Namun, di balik senyuman lembut itu, Firda menyimpan kegelisahan. Bukan hanya karena ia kurang percaya diri, tetapi juga karena ada kenangan yang selalu mengganggu setiap kali ia dihadapkan pada situasi penting. Kenangan tentang ibunya.
Ibunya adalah sosok yang luar biasa. Ketika Firda dan delapan saudaranya masih kecil, ayah mereka meninggal dunia. Waktu itu, Firda adalah anak yang paling tua, baru berusia sembilan tahun.
Sang ibu, yang hanya mengandalkan warung kelontong kecil di pinggir desa, mendadak harus menjadi tulang punggung bagi sembilan anak yang masih kecil. Warung itu bukan sekadar tempat untuk berdagang, tetapi juga tempat sang ibu mengajar anak-anak mengaji.
"Ibu selalu bilang, 'Di sini, kita belajar dengan hati, bukan hanya dengan mulut.' Dan dia mengajarkan kami semua untuk selalu rendah hati, meskipun kami hidup dalam kesulitan," Firda bercerita pada Laily, suatu hari.
Di warung itu, ibunya mengajarkan mengaji bagi anak-anak yang merasa malu untuk datang ke masjid. Setiap malam selepas Isya, ibu Firda dengan sabar duduk di lantai tanah yang dingin, membimbing mereka membaca huruf demi huruf Al-Qur'an.
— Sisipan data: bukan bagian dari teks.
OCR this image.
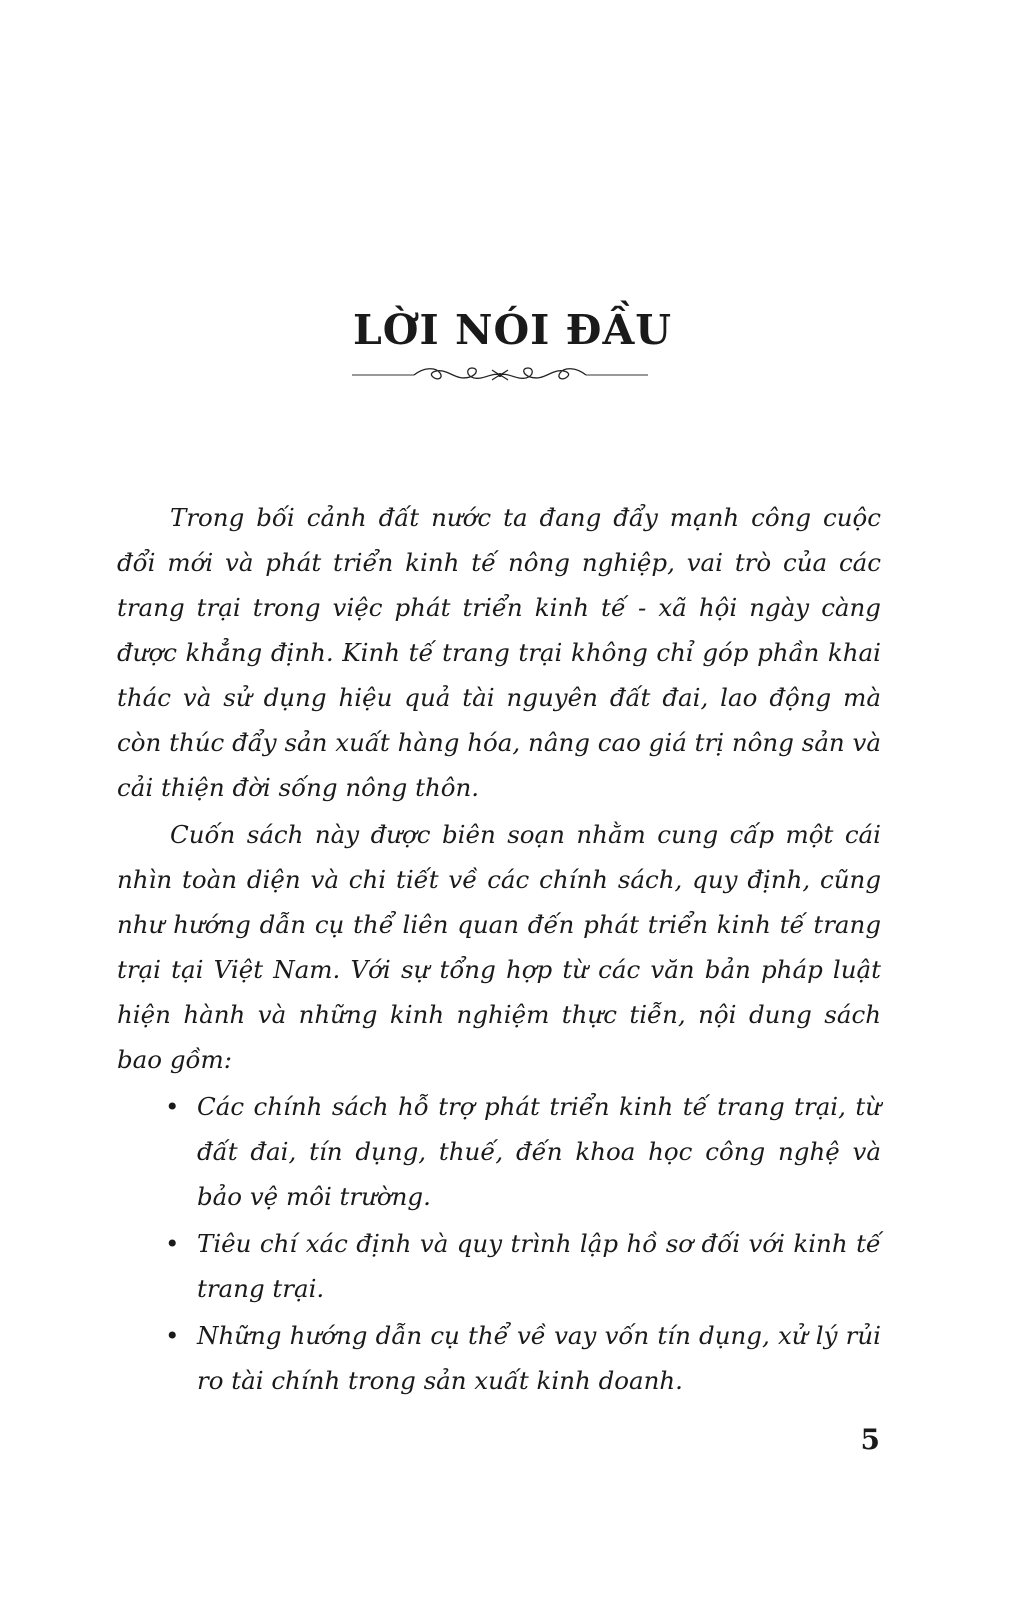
LỜI NÓI ĐẦU

Trong bối cảnh đất nước ta đang đẩy mạnh công cuộc đổi mới và phát triển kinh tế nông nghiệp, vai trò của các trang trại trong việc phát triển kinh tế - xã hội ngày càng được khẳng định. Kinh tế trang trại không chỉ góp phần khai thác và sử dụng hiệu quả tài nguyên đất đai, lao động mà còn thúc đẩy sản xuất hàng hóa, nâng cao giá trị nông sản và cải thiện đời sống nông thôn.

Cuốn sách này được biên soạn nhằm cung cấp một cái nhìn toàn diện và chi tiết về các chính sách, quy định, cũng như hướng dẫn cụ thể liên quan đến phát triển kinh tế trang trại tại Việt Nam. Với sự tổng hợp từ các văn bản pháp luật hiện hành và những kinh nghiệm thực tiễn, nội dung sách bao gồm:

• Các chính sách hỗ trợ phát triển kinh tế trang trại, từ đất đai, tín dụng, thuế, đến khoa học công nghệ và bảo vệ môi trường.
• Tiêu chí xác định và quy trình lập hồ sơ đối với kinh tế trang trại.
• Những hướng dẫn cụ thể về vay vốn tín dụng, xử lý rủi ro tài chính trong sản xuất kinh doanh.
5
Suara lembutnya masih terngiang di telinga Firda sampai sekarang.
Ibunya tidak pernah mengeluh, meskipun harus bekerja keras dari pagi hingga larut malam. Meskipun hanya dari warung kecil itulah, ia mampu membiayai anak-anaknya hingga semuanya tumbuh menjadi orang-orang yang bisa berdiri di atas kaki mereka sendiri.
"Ibu adalah sosok yang penuh keberanian," pikir Firda . Namun, di balik itu, ada rasa perih yang selalu ia sembunyikan---rasa kehilangan ayah dan beban berat yang harus ditanggung sang ibu.
Setiap kali Firda dihadapkan pada momen penting dalam hidupnya, kenangan tentang perjuangan ibunya selalu menghantui. Ada perasaan tidak ingin mengecewakan, seakan segala usahanya belum cukup untuk membalas semua pengorbanan itu.
***
Tibalah hari perlombaan. Firda mengenakan baju sederhana seperti biasanya, dengan kerudung yang membingkai wajahnya. Ketika tiba gilirannya untuk tampil, hatinya berdegup kencang. Di depan banyak orang, tangannya gemetar, dan pikirannya kembali kepada ibunya. Bagaimana ibunya dulu, tanpa kenal lelah, menghadapi kehidupan dengan penuh keberanian. Bagaimana ibunya selalu bisa menyentuh hati orang lain, tidak dengan kata-kata yang banyak, tetapi dengan tindakan nyata.
Saat Firda mulai berbicara, kata-katanya terdengar terputus-putus. Namun, perlahan-lahan, ia mendapatkan kekuatan dari kenangan tentang ibunya. Menyeruak tajam dalam pikirannya.